On October 21, 2019, the Chatham Township Planning Board held a 5-hour, 30-minute meeting where it approved the site plans for the connected projects at Dixiedale for 53 multi-family luxury townhomes on the 30-acre property located between Hillside Avenue and River Road, and the 24 affordable housing units on Southern Boulevard at the site or the Skate Park.

None of those warnings about court rulings mattered to the River Road residents who said that the committee's plans hurt their property values and made it "personal."

Frank Plantemoli, a 34-year resident of River Road, said that even though homes are not in the price range of other Chatham Township neighborhoods, "We're not toothless and barefoot on River Road."

Resident Vince Ferrito asserted that because the committee picked what he considered the "worst option" of River Road for affordable housing units, he doesn't believe a "builders remedy" lawsuit could make the situation worse. See his remarks to Mayor Kelly in the video below.

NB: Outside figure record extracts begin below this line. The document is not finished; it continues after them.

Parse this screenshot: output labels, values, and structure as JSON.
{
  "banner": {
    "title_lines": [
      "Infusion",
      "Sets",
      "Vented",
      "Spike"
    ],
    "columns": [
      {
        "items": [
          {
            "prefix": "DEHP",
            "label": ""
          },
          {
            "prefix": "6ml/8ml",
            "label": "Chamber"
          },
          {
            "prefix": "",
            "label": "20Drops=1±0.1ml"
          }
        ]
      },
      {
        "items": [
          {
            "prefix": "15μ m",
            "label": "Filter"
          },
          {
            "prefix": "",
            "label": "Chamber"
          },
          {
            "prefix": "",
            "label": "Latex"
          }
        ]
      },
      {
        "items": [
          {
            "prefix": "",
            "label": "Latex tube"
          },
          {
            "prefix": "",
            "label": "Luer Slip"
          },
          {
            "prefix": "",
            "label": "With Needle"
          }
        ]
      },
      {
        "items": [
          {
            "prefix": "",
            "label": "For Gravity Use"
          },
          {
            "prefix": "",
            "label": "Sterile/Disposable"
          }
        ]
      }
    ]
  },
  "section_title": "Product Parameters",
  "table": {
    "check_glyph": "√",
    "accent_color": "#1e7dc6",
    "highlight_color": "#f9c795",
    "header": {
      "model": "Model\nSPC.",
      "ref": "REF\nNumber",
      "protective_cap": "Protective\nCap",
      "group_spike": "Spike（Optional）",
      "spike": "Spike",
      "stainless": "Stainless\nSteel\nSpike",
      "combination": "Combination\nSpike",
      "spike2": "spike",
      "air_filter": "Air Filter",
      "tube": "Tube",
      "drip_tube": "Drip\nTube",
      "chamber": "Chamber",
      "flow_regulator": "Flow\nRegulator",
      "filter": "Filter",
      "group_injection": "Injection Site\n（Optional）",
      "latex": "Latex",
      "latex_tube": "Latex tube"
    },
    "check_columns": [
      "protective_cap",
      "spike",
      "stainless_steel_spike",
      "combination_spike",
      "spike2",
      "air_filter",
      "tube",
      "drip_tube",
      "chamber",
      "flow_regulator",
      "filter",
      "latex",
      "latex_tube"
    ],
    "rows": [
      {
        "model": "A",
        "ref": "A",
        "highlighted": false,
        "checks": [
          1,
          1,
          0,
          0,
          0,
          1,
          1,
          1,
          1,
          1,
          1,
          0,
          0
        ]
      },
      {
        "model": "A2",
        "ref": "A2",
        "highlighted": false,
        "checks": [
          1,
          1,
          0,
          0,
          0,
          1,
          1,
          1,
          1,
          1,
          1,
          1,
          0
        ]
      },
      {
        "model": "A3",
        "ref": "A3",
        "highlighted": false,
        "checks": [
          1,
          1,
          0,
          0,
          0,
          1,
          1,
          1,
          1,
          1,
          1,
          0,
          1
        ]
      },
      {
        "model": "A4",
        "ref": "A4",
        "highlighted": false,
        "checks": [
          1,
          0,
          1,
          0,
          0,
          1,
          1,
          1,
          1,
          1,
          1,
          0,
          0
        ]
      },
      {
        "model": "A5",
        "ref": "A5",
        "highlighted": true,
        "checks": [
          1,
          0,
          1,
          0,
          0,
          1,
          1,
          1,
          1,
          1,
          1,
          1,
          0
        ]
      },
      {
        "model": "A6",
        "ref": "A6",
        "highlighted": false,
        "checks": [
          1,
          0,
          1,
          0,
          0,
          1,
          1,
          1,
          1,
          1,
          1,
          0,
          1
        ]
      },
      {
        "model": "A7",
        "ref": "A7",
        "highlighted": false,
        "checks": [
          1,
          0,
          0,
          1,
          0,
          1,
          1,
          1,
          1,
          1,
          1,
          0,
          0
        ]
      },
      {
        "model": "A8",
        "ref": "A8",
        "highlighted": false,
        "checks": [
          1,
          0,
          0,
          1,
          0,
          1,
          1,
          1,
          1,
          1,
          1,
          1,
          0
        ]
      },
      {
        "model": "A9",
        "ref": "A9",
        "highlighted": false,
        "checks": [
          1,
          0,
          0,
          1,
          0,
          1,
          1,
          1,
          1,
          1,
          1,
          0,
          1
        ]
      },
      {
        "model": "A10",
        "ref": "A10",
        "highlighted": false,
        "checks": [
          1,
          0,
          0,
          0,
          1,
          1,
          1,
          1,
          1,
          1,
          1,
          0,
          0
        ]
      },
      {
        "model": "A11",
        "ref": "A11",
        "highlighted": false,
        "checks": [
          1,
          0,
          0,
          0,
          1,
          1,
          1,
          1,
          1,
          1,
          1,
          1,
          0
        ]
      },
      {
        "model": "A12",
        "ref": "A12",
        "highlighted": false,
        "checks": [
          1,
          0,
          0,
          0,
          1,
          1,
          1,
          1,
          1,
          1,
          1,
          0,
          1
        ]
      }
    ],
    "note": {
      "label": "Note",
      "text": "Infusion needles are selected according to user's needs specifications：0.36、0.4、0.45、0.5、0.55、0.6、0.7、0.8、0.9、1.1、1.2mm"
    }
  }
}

The Chatham Township Committee reconsidered its November decision to hand over the municipal building for the construction of 65 affordable housing units when it received fierce opposition to the plan from residents of Candace Lane and homes near the Meyersville Road site. A tentative agreement was reached with the court mediator to place 62 affordable housing units on River Road, which was made public on Feb. 26.

The next day at the regular meeting of the Township Committee, River Road residents spoke up to say they were blindsided by the decision, much like the residents of Mountainview Road and Candace Lane expressed when the November announcement about the municipal building was made.

The current negotiated plan will go before Superior Court Judge Michael Gaus on Friday, March 13 and, if approved by the judge, Chatham Township will have to show that it is in compliance with the December 2018 affordable housing settlement at a court date in mid-June 2020.

Candace Lane residents Ashley and Chris Felice filed a civil lawsuit in January against the township's decision to name the municipal building as the site for 65 affordable housing units. Kelly said the Felice legal action was a "nuisance" lawsuit and said, "You're not going to win that lawsuit, in my opinion."

But Joseph Dryer of Huron Drive was counted among a number of residents who said a lawsuit was the best way to fight the committee's decision. He suggested that residents pool their money in the video below.

Susan Zwick, a resident of River Road, said that building on the steep slope is an "assault on the neighborhood" and would affect every Chatham Township resident because of the liability it will cause. (See her remarks in video below).

Kelly explained that "steep slope" restrictions put in place by Chatham Township can be ignored by the state when making decisions about affordable housing sites. See his remarks in the video below.

When questioned about when they could see the reasoning behind the selection of the River Road site, Kelly said that it would be detailed in a power-point presentation at the Thursday, March 12 Chatham Township Committee meeting (see video below).